On 27.11.2011, at 8.05, matt welland wrote:

> On Sat, 2011-11-26 at 22:31 -0500, robert bristow-johnson wrote:
>> On 11/26/11 6:58 PM, matt welland wrote:
> 
>>> Also, do folks generally see approval as better than or worse than IRV?
>> they don't know anything about Approval (or Score or Borda or Bucklin or 
>> Condorcet) despite some effort by me to illustrate it regarding the 
>> state senate race in our county.
> 
> I wasn't clear. I want to hear opinions from the list: Is approval
> better or worse than IRV and why?

Unlike others, I think Approval might be worse.

Lets assume that there are two wings, left and right. Left has slight majority 
this time. Left consists of multiple candidates or multiple parties. Right has 
one candidate.

One basic problem of Approval is that all left supporters have to approve all 
plausible winners of the left wing in order to guarantee that left will win. 
That makes Approval quite numb to the opinions of the voters. If (almost) all 
approve all, the choice among left wing candidates will be random. Some voters 
might be tempted to approve only their favourites, and make them win this way. 
They may well succeed. But if number of strategic voters grows, then right 
wins. This kind of close competitions are not rare in politics. And in such 
situations one can not tell which candidate is the strongest among the left 
wing candidates (and a natural choice that all left supporters should approve). 
All candidates present themselves as likely winners, and their supporters tend 
to think that their favourite candidate is the strongest one.

Approval is nice because the ballots are simple. It works fine with two major 
parties and some new third parties. But when the third parties grow, the 
problems arise. There are no good solutions and no good guidance to the left 
voters in the situation where left wing has two or more plausible winners.

If one of the left wing candidates is a Condorcet winner (closer to the centre 
than the competing candidate), then that candidate may propose that all 
supporters of the other candidate should approve him although his supporters 
need not approve that other candidate. Maybe there are some voters that would 
even rank the right candidate second. But often there is no such clear order. 
And the other left candidate might be slightly ahead in first preferences.
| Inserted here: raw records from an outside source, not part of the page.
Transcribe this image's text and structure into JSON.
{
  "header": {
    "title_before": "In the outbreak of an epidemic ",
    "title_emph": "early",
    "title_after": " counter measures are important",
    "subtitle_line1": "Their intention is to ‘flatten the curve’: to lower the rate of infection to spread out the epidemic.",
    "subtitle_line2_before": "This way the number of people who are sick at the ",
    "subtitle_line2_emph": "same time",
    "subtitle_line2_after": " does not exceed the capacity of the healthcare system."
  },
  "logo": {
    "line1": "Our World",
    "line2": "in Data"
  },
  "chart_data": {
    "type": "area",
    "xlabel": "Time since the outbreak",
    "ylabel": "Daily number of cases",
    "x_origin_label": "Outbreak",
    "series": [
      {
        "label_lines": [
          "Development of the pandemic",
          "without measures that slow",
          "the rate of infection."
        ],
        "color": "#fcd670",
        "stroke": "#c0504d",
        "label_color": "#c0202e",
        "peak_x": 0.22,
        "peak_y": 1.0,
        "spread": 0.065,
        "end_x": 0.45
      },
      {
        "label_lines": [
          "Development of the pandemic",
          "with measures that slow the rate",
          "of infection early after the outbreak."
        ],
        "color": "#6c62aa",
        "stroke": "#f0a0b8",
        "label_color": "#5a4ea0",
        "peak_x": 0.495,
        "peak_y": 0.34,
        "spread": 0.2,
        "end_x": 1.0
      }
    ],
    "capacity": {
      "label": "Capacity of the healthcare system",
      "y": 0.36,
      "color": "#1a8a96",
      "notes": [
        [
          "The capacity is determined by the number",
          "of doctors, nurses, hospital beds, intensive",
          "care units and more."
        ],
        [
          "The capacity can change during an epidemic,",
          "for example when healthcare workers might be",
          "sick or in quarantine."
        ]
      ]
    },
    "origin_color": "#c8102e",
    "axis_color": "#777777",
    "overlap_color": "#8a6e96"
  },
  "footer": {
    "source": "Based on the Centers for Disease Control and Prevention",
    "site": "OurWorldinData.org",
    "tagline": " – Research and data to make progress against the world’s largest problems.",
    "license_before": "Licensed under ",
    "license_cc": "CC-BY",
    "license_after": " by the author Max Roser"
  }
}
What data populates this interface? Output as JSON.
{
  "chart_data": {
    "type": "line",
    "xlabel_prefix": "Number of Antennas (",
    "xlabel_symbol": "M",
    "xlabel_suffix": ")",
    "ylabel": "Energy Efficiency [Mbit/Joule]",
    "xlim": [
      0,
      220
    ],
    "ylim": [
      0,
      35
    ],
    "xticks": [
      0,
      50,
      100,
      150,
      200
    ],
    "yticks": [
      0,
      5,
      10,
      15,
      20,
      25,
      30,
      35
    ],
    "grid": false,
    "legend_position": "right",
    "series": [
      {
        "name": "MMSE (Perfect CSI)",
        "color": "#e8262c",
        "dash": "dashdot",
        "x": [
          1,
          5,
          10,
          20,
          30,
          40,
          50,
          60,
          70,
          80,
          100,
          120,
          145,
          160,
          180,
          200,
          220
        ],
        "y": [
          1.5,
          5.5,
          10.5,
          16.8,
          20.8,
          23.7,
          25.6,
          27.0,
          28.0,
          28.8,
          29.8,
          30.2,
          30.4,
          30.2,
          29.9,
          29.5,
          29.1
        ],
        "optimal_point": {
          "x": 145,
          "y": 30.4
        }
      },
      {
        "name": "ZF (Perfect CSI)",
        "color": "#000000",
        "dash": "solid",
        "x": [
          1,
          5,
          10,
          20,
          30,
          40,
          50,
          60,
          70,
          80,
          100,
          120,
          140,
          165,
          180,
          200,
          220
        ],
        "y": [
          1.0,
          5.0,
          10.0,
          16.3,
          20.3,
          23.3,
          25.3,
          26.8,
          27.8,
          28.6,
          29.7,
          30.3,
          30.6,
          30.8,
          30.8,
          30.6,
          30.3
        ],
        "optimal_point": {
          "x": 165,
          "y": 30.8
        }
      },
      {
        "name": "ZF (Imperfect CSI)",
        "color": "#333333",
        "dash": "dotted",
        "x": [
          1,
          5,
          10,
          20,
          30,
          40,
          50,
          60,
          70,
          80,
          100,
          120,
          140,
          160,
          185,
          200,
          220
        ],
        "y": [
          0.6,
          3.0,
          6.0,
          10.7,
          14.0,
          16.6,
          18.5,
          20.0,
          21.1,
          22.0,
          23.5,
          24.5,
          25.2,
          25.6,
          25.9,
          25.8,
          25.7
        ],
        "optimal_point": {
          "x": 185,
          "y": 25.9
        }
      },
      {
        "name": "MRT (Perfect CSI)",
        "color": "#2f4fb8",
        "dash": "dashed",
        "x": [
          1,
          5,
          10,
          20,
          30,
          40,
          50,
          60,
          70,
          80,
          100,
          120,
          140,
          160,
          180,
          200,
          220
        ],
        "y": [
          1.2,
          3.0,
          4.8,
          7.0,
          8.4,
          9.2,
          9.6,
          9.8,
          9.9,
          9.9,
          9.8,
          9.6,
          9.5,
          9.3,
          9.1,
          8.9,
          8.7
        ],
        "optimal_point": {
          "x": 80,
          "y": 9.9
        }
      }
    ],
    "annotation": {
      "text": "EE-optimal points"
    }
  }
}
IRV has its problems too. The reason why it might be better than Approval is 
that voters still have some sensible strategies, like ability to compromise. In 
the environment above left wing IRV voters will anyway rank all left wing 
candidates first. One of them will win, although the best of them might be 
eliminated too early. If there are two equally strong left candidates, the 
number of first preferences will decide which one of the left candidates will 
win. That is not as bad as the problems of Approval in this situation.

In IRV minor parties are a bigger problem than in Approval. In this example 
they may steal first preference votes from the second favourite of their 
supporters, and thereby make some worse left wing candidate win. In this 
situation the voters may compromise. If their own candidate has no chances to 
win, they might be ok with ranking the stronger second favourite above him. Not 
good, but at least the voters can do something. And even if they will do 
nothing, they would still get a left winner.

If there is a clear Condorcet winner (like in Burlington), IRV will have 
problems. So will Approval. But this mail is already too long, so I'll stop 
here.

My basic argument against Approval is that although IRV may make wrong 
decisions, it does not lead to as terrible situations as Approval does (with 
more than two plausible winners). In Approval the idea of all left wing voters 
approving all the left wing candidates sounds quite impossible. Therefore it is 
likely to violate the opinion of the majority. And the voters do not have any 
good strategies to fix the problem. Approving all the left wing candidates and 
letting a random one of them win, or to allow others (maybe the few strategic 
voters) to decide, does not sound like a system that voters would like to keep. 
In IRV people are (as we have seen) quite ignorant and don't understand that 
someone else than the ("fair") IRV winner should have won. The results are a 
bit random, but often people just think "better luck next time". So, 
"impossible situations" vs. "randomish elimination process".